Za zapahi: prebivalstvo Slovenije v okupatorjevih zaporih 1941-1945
Keywords:
occupation, prisoners, penal institution, criminal law, historical overviewSynopsis
No other historical period has ever seen such a large percentage of the Slovene population in police or judicial confinement as that between 1941 and 1945, when most of the Slovene territory was under occupation. Repressive measures, such as arrest, detention and confinement, were liberally applied by the occupiers in their attempt to suppress the national resistance movement.
Non-political crime, the rate of which had generally dropped during the Second World War, was of secondary concern to the occupying regime. While the prisons in Slovenia continued to exercise their role in sanctioning crime during the war, many were turned into remand prisons, in order to cope with an ever growing number of detainees who were held there while under investigation, before being deported to transit and concentration camps or their destination of confinement.

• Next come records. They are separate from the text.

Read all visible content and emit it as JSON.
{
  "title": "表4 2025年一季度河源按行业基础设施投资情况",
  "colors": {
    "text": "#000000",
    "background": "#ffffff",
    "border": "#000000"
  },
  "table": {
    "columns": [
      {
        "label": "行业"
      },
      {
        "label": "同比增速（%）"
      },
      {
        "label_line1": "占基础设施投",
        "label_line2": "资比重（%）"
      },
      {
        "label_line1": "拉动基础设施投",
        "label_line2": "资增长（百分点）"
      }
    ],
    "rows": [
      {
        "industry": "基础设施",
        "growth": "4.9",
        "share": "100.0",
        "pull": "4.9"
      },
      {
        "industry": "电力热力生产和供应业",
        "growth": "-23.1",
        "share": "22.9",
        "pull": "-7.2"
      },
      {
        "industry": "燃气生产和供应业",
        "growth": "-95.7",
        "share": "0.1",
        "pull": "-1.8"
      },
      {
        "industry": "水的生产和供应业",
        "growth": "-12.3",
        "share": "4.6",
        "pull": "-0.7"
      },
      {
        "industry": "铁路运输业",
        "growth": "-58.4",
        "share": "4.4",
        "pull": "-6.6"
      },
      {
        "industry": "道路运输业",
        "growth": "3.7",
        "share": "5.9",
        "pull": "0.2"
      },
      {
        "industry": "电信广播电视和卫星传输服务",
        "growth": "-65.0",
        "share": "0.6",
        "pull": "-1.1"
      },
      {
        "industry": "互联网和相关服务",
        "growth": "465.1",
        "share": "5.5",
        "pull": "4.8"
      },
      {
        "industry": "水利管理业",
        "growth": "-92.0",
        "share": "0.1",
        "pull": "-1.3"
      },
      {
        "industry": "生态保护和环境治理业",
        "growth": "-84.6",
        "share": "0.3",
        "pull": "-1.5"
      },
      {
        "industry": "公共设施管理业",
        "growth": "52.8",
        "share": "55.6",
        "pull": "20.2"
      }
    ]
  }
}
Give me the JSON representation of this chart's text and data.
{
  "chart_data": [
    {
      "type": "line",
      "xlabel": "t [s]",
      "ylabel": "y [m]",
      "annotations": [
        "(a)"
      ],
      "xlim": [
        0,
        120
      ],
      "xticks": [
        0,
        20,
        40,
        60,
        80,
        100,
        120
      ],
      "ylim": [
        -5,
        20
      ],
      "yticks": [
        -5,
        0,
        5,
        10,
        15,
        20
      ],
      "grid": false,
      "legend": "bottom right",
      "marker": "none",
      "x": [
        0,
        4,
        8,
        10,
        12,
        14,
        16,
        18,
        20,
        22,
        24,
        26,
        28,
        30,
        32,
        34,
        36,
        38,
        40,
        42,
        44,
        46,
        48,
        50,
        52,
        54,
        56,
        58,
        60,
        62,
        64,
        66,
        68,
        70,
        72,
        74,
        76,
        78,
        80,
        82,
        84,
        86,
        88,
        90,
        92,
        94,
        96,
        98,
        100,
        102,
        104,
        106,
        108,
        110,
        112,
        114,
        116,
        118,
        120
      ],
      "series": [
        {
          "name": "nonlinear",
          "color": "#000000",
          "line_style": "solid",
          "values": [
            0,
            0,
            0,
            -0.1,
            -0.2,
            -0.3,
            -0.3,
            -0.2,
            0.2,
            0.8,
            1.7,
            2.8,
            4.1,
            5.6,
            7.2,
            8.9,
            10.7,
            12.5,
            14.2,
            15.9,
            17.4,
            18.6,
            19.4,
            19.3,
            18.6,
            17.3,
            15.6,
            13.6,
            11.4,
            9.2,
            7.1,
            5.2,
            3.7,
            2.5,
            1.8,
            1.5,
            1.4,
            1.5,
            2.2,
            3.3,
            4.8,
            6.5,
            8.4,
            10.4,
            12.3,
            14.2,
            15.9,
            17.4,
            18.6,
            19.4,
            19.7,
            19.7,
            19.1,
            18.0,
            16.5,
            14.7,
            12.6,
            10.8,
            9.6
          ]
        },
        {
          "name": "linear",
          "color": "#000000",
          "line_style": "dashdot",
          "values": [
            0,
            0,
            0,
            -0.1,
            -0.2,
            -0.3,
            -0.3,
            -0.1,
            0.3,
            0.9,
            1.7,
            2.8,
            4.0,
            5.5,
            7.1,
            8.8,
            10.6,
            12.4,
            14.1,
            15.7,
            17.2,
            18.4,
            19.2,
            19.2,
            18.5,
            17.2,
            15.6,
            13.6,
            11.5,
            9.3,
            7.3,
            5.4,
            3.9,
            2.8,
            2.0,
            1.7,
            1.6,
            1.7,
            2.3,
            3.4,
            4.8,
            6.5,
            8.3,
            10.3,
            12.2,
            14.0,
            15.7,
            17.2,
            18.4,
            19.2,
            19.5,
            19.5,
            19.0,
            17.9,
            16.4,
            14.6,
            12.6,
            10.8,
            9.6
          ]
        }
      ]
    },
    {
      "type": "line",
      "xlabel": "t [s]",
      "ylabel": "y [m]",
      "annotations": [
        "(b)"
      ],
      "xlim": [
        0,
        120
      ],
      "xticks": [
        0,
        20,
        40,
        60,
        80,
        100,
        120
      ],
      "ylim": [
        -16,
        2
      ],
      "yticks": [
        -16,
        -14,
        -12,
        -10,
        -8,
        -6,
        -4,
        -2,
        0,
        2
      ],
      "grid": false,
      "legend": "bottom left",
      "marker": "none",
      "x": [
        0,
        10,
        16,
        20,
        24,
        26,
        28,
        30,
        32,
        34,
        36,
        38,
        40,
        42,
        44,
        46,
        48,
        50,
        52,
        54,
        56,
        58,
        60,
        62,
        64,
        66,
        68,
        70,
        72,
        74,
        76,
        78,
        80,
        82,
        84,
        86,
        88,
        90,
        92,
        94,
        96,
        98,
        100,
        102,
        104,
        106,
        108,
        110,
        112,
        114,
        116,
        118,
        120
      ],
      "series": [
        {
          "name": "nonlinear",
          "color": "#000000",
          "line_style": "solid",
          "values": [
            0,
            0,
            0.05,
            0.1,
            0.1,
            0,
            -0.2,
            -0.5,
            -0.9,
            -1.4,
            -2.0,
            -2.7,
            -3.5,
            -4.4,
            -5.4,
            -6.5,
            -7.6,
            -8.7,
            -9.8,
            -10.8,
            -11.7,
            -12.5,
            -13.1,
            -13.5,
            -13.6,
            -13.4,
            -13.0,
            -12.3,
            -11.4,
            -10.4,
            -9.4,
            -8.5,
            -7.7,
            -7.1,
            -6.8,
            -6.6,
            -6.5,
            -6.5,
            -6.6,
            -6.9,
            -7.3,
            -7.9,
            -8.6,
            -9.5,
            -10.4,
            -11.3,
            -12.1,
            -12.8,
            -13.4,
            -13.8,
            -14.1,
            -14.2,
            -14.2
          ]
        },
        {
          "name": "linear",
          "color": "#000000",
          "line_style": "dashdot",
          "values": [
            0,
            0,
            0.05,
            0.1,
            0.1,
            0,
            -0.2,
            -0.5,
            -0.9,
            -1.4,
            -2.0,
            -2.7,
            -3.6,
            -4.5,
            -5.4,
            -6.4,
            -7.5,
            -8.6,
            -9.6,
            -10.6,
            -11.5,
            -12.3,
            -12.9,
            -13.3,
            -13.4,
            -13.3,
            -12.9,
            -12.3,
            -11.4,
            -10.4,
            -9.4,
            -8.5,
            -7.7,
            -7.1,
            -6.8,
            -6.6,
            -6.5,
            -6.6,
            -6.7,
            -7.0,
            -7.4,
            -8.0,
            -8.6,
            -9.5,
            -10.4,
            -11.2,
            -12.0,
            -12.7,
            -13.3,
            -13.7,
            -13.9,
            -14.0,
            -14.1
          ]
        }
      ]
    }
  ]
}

After establishing the Ljubljana Province on its occupied territory and swiftly annexing it to Italy on 3 May 1941, the Italian occupier retained the existing penal code and judicial institutions, while introducing some of its own for dealing with cases where one of the parties involved was Italian. Despite the annexation, Italy showed more respect for the Law of War than other two occupiers in Slovenia. It established its own police, with the Slovene police being partly dissolved or individually employed as an auxiliary force. Italy refrained from introducing its own penal code or courts, with the excep- tion of the Military War Court, which used Mussolini’s decree of 3 October 1941 on the use of certain articles of the penal code as its legal basis. In the twenty-one months of operation, until the surrender of Italy, this particular court heard some 13,000 persons, mostly members of the resistance movement. Penal courts, which remained operational, only processed non-political criminal cases.